Conquering fear of the blank canvas–of creating something from nothing—is no small thing. But you’ll always be better off for trying! Take Doug Jeck, who teaches an intermediate level sculpture class in which he asks UW students to create life size ceramic figures.
“It’s a really, really challenging class,” he says. “What’s difficult is, from the first day of class until [the final critique], they’ve had one thing to do and that is to get something that’s more or less life-size to make it through a kiln firing and get it to stand up. It’s process of sustained labor and vision you don’t see much of these days.”
A nationally renowned sculptor of clay and the human form whose work bridges ceramics, photography, and performance art, Jeck is best known for his figurative sculpture. However, he prefers the term “human objects,” which he says “not only describes the uncanny presence of the thing I make, but also refers to the focus of its content.”
The “content” to which Jeck refers mean any number of thoughts and encounters he has as he works on a given piece, slowly building a hollow human body and day-by-day adding thin strips of clay on top of another inches at a time until features begin to emerge.

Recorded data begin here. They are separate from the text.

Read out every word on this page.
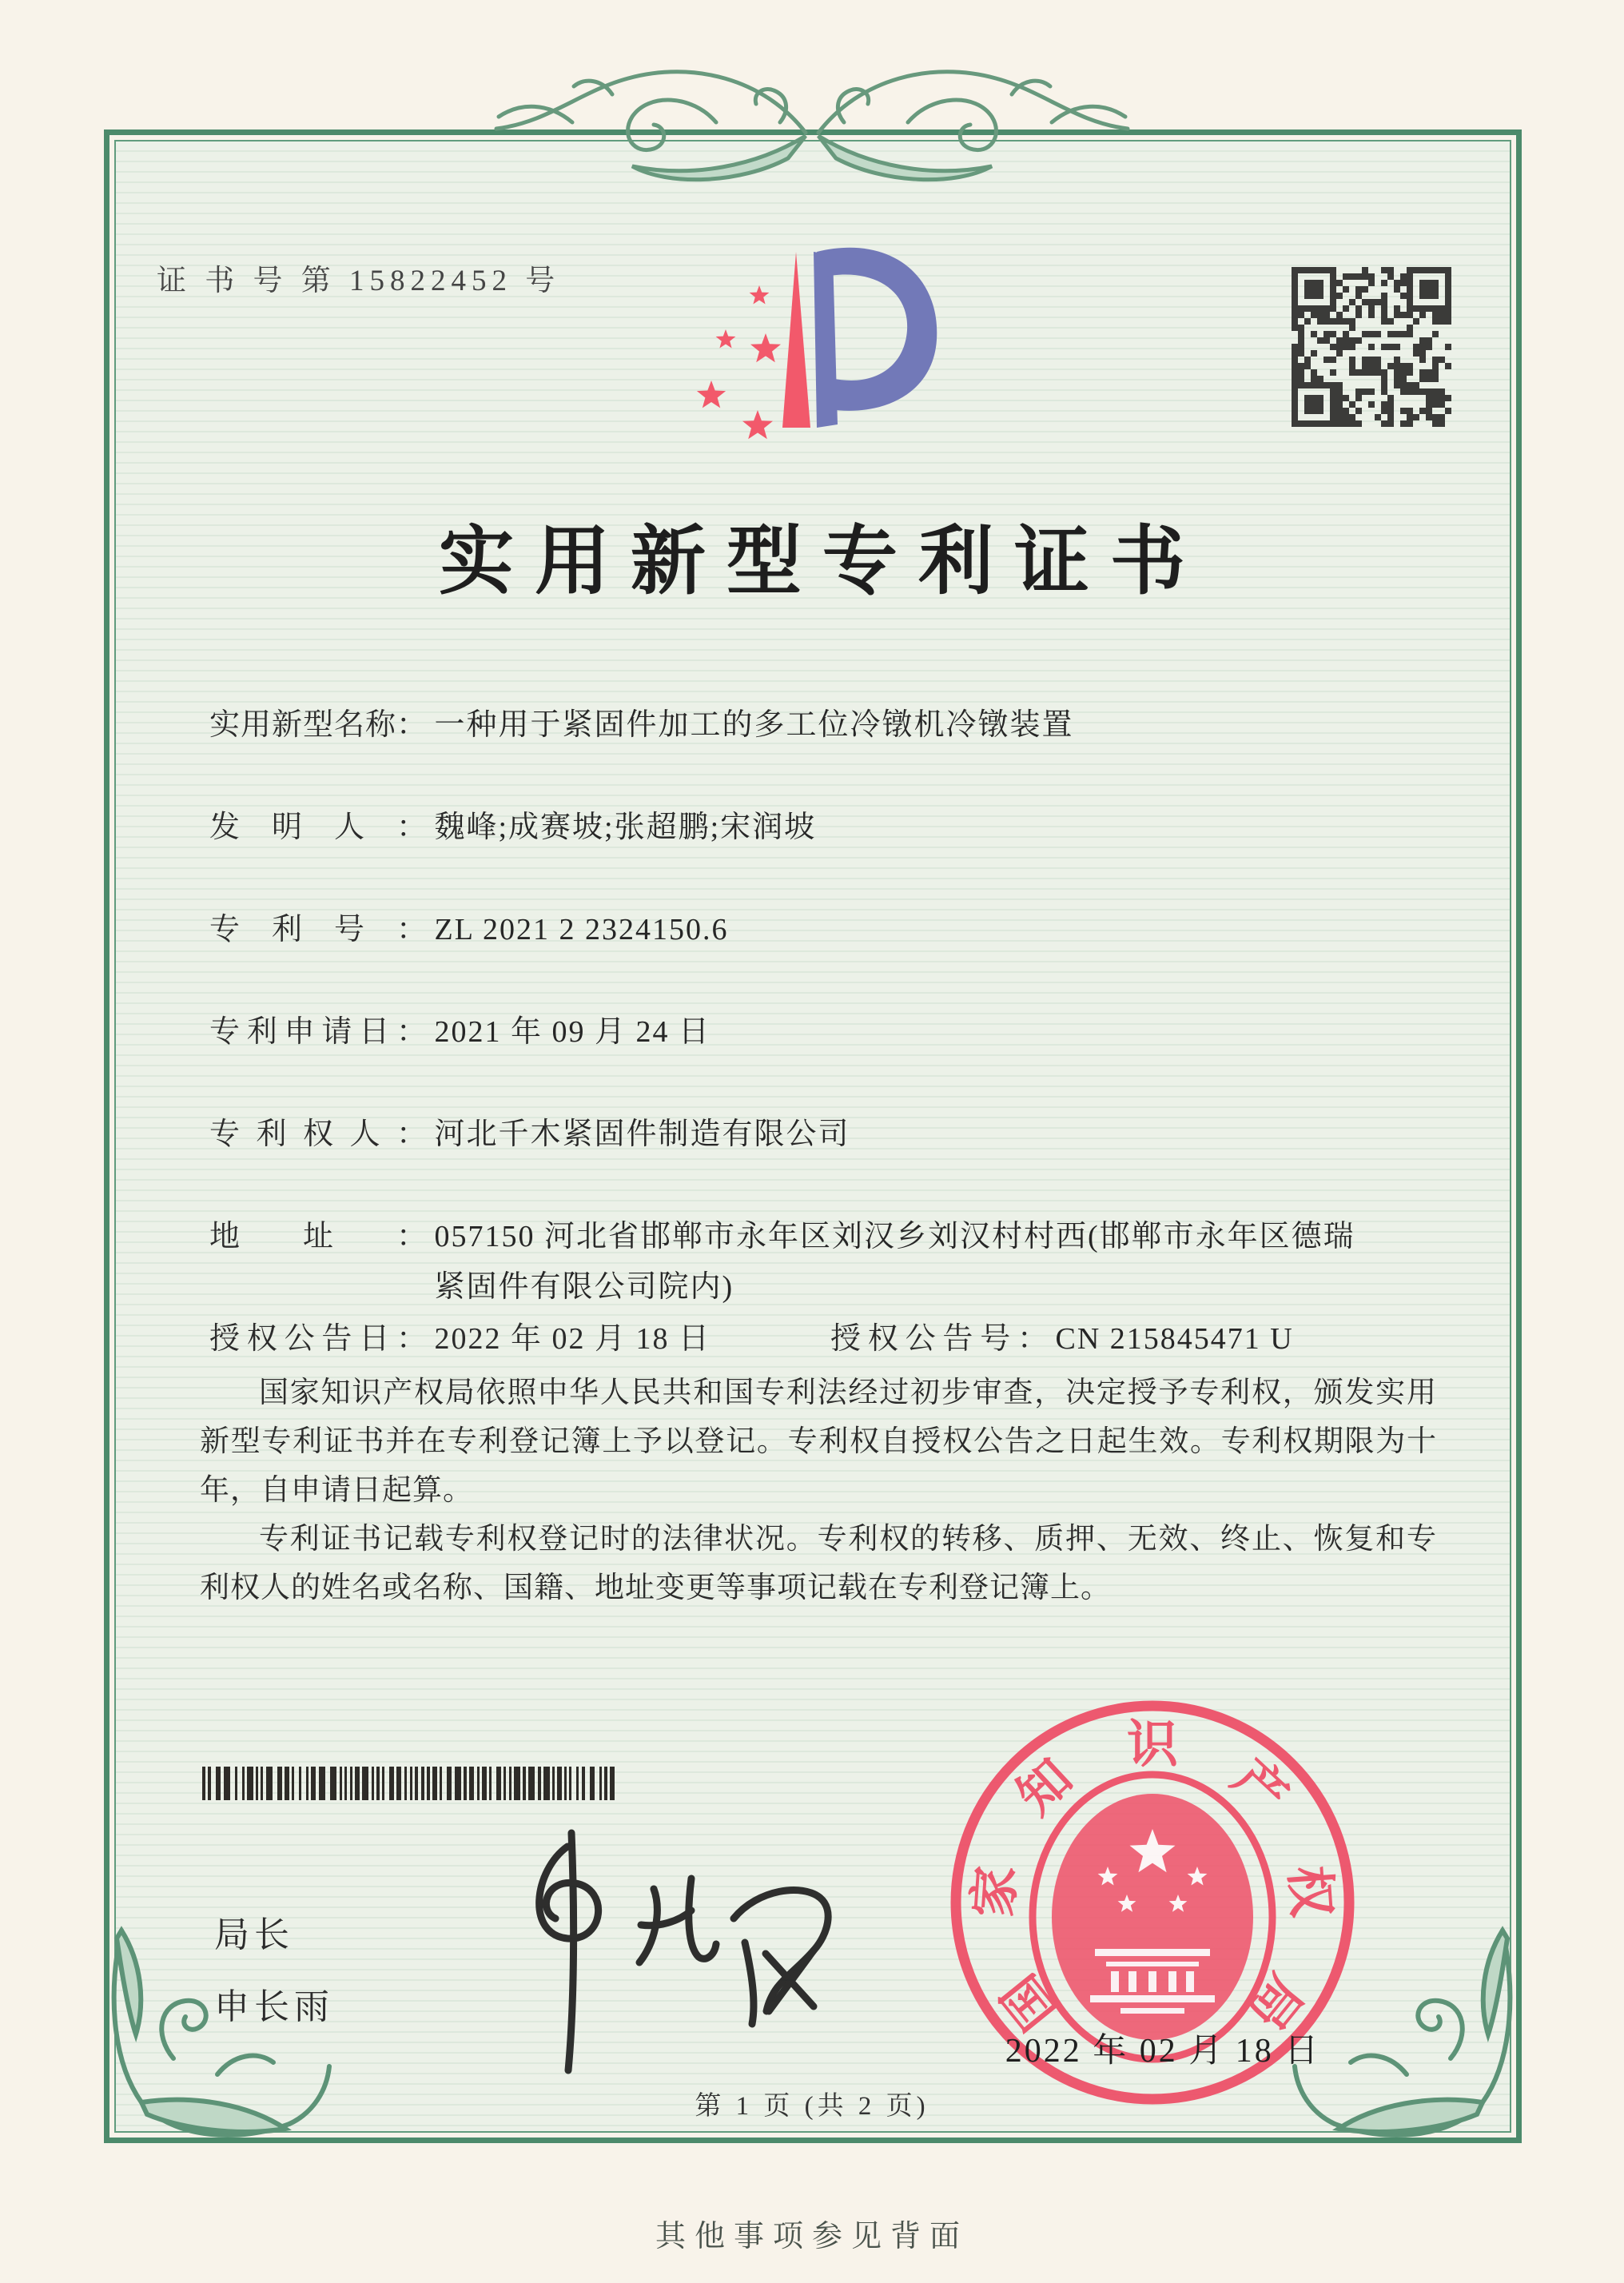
证 书 号 第 15822452 号
实用新型专利证书
实用新型名称： 一种用于紧固件加工的多工位冷镦机冷镦装置
发明人： 魏峰;成赛坡;张超鹏;宋润坡
专利号： ZL 2021 2 2324150.6
专利申请日： 2021 年 09 月 24 日
专利权人： 河北千木紧固件制造有限公司
地址： 057150 河北省邯郸市永年区刘汉乡刘汉村村西(邯郸市永年区德瑞紧固件有限公司院内)
授权公告日： 2022 年 02 月 18 日	授权公告号： CN 215845471 U

国家知识产权局依照中华人民共和国专利法经过初步审查，决定授予专利权，颁发实用新型专利证书并在专利登记簿上予以登记。专利权自授权公告之日起生效。专利权期限为十年，自申请日起算。

专利证书记载专利权登记时的法律状况。专利权的转移、质押、无效、终止、恢复和专利权人的姓名或名称、国籍、地址变更等事项记载在专利登记簿上。

局长
申长雨	国
家
知
识
产
权
局
2022 年 02 月 18 日
第 1 页 (共 2 页)
其他事项参见背面
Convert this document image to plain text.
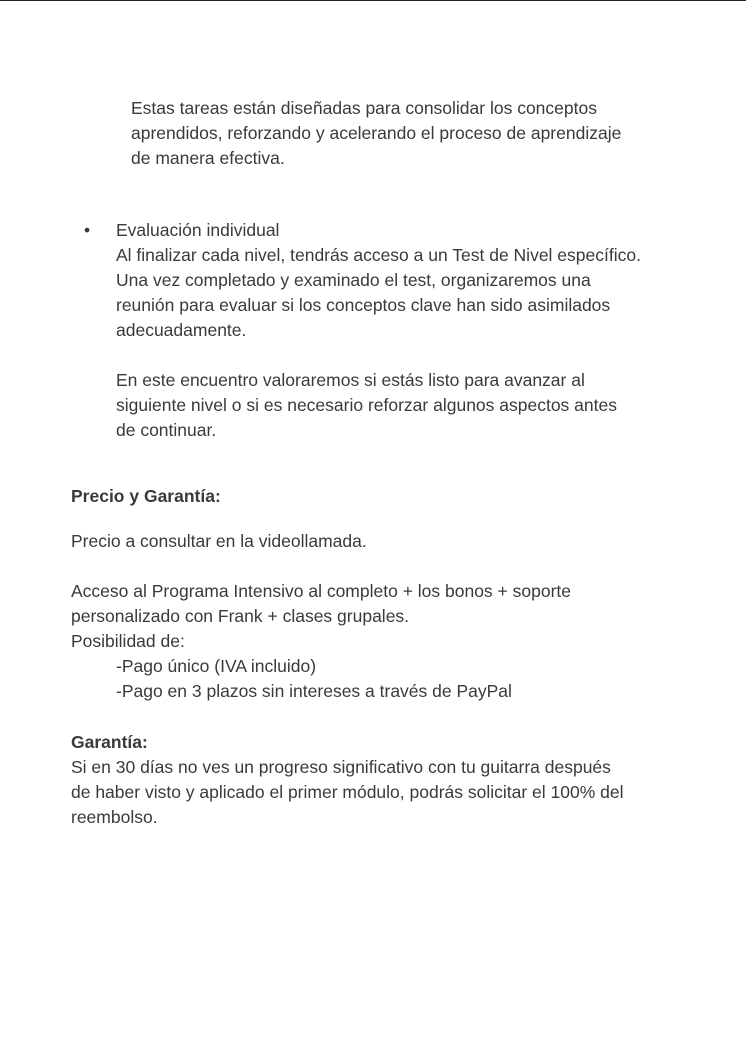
Estas tareas están diseñadas para consolidar los conceptos
aprendidos, reforzando y acelerando el proceso de aprendizaje
de manera efectiva.
• Evaluación individual
Al finalizar cada nivel, tendrás acceso a un Test de Nivel específico.
Una vez completado y examinado el test, organizaremos una
reunión para evaluar si los conceptos clave han sido asimilados
adecuadamente.
En este encuentro valoraremos si estás listo para avanzar al
siguiente nivel o si es necesario reforzar algunos aspectos antes
de continuar.
Precio y Garantía:
Precio a consultar en la videollamada.
Acceso al Programa Intensivo al completo + los bonos + soporte
personalizado con Frank + clases grupales.
Posibilidad de:
-Pago único (IVA incluido)
-Pago en 3 plazos sin intereses a través de PayPal
Garantía:
Si en 30 días no ves un progreso significativo con tu guitarra después
de haber visto y aplicado el primer módulo, podrás solicitar el 100% del
reembolso.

He encourages students to think of their sculpture space as the reverse of an archaeological site: instead of stripping away layers, they are accumulating those thoughts and experiences around the work at hand until the end-result is greater than the sum of its parts.
“It’s your narrative that gets embedded in the thing just by osmosis. At the end, all they can do is look at these things in an exercise of gestalt—aesthetic arrest,” he says, referencing a way of seeing in which one can’t dismiss something as quickly as you might otherwise. “All you can do is stand before it and behold it.”
Thus, making art with images or words can be viewed as a tangible act of momentarily setting oneself aside and into something else. I encourage you to view creation of “art” as interchangeable with any act where, through a set of deliberate changes and juxtaposed choices, you create something new.